Today Lux Capital partners revealed that they have closed their fifth fund at $400 million to continue investing in the startups that are “inventing the future without destroying humanity.” Lux Capital also announced that long-time venture investor, attorney (and karate black belt) Renata Quintini is also joining the firm as a partner. She was previously an investor with Felicis Ventures, where she worked with Cruise Automation and Dollar Shave Club, and was an investment manager for Stanford’s endowment.
Lux’s Josh Wolfe told TechCrunch, limited partners in the new fund were a mix of new and prior backers who are high net-worth individuals, endowments, family offices and foundations. He declined to name LP’s, however. The fund, which brings Lux’s assets under management to $1.1 billion, closed within several weeks of announcing, he said.
While Lux had the option to raise a larger fund, it decided to stick to a fund-size that would enable it to focus on early stage deals with some capital for later rounds to support portfolio companies’ growth. Wolfe said, “When funds get too big the number of things they can allocate capital to will shrink. We invest out on the edges. The idea is the next great thing comes from the last one.”
As an example, Wolfe pointed to the firm’s investment in Zoox, a company working on self-driving cars. On a visit to the startup’s offices years ago, he saw engineers sitting around “playing games,” he said. There he learned that “in silico” they were test-driving vehicles, running them through scenarios in simulation before testing them on the track or the open road. “I asked what are these simulations running on, and they said GPUs, from Nvidia. Then we got excited about GPUs totally displacing CPUs, and that led to us investing in Nervana Systems.” Nervana Systems and its AI-ready chip technology were acquired by Intel for $350 million, a nice exit for Lux.

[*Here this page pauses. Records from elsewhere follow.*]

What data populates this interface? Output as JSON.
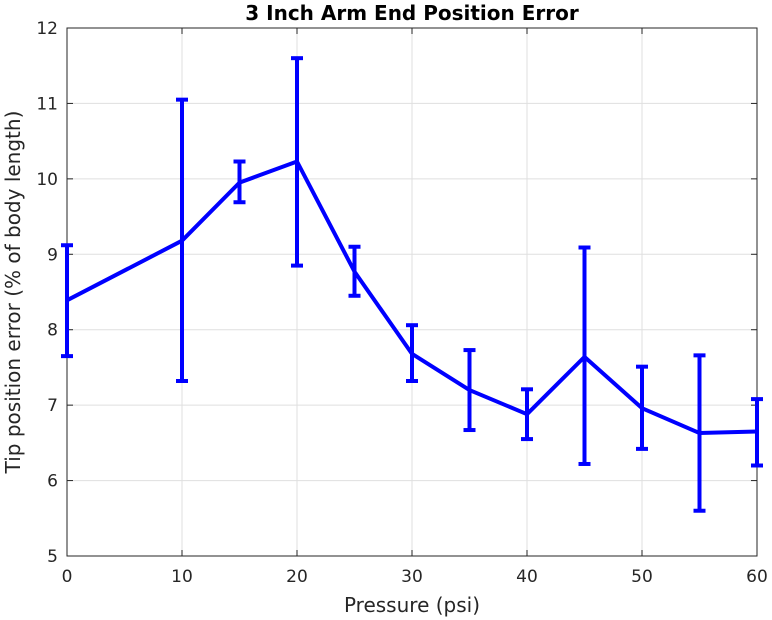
{
  "chart_data": {
    "type": "line",
    "title": "3 Inch Arm End Position Error",
    "xlabel": "Pressure (psi)",
    "ylabel": "Tip position error (% of body length)",
    "xlim": [
      0,
      60
    ],
    "ylim": [
      5,
      12
    ],
    "xticks": [
      "0",
      "10",
      "20",
      "30",
      "40",
      "50",
      "60"
    ],
    "yticks": [
      "5",
      "6",
      "7",
      "8",
      "9",
      "10",
      "11",
      "12"
    ],
    "grid": true,
    "series": [
      {
        "color": "#0000ff",
        "x": [
          0,
          10,
          15,
          20,
          25,
          30,
          35,
          40,
          45,
          50,
          55,
          60
        ],
        "y": [
          8.39,
          9.18,
          9.95,
          10.23,
          8.77,
          7.68,
          7.2,
          6.88,
          7.64,
          6.96,
          6.63,
          6.65
        ],
        "error_low": [
          7.65,
          7.32,
          9.69,
          8.85,
          8.45,
          7.32,
          6.67,
          6.55,
          6.22,
          6.42,
          5.6,
          6.2
        ],
        "error_high": [
          9.12,
          11.05,
          10.23,
          11.6,
          9.1,
          8.06,
          7.73,
          7.21,
          9.09,
          7.51,
          7.66,
          7.08
        ]
      }
    ]
  }
}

Lux’s newest partner, Renata Quintini, said she was drawn to Lux’s emphasis on big, scientific and technological breakthroughs. She said her own interests are currently around “everything tied to health and happiness,” and technology that enables different types of creative expression. “People are worried about longevity, trying to live longer. I think the more interesting opportunity is how to make people live healthier with greater cognition, happiness and mindfulness,” she said.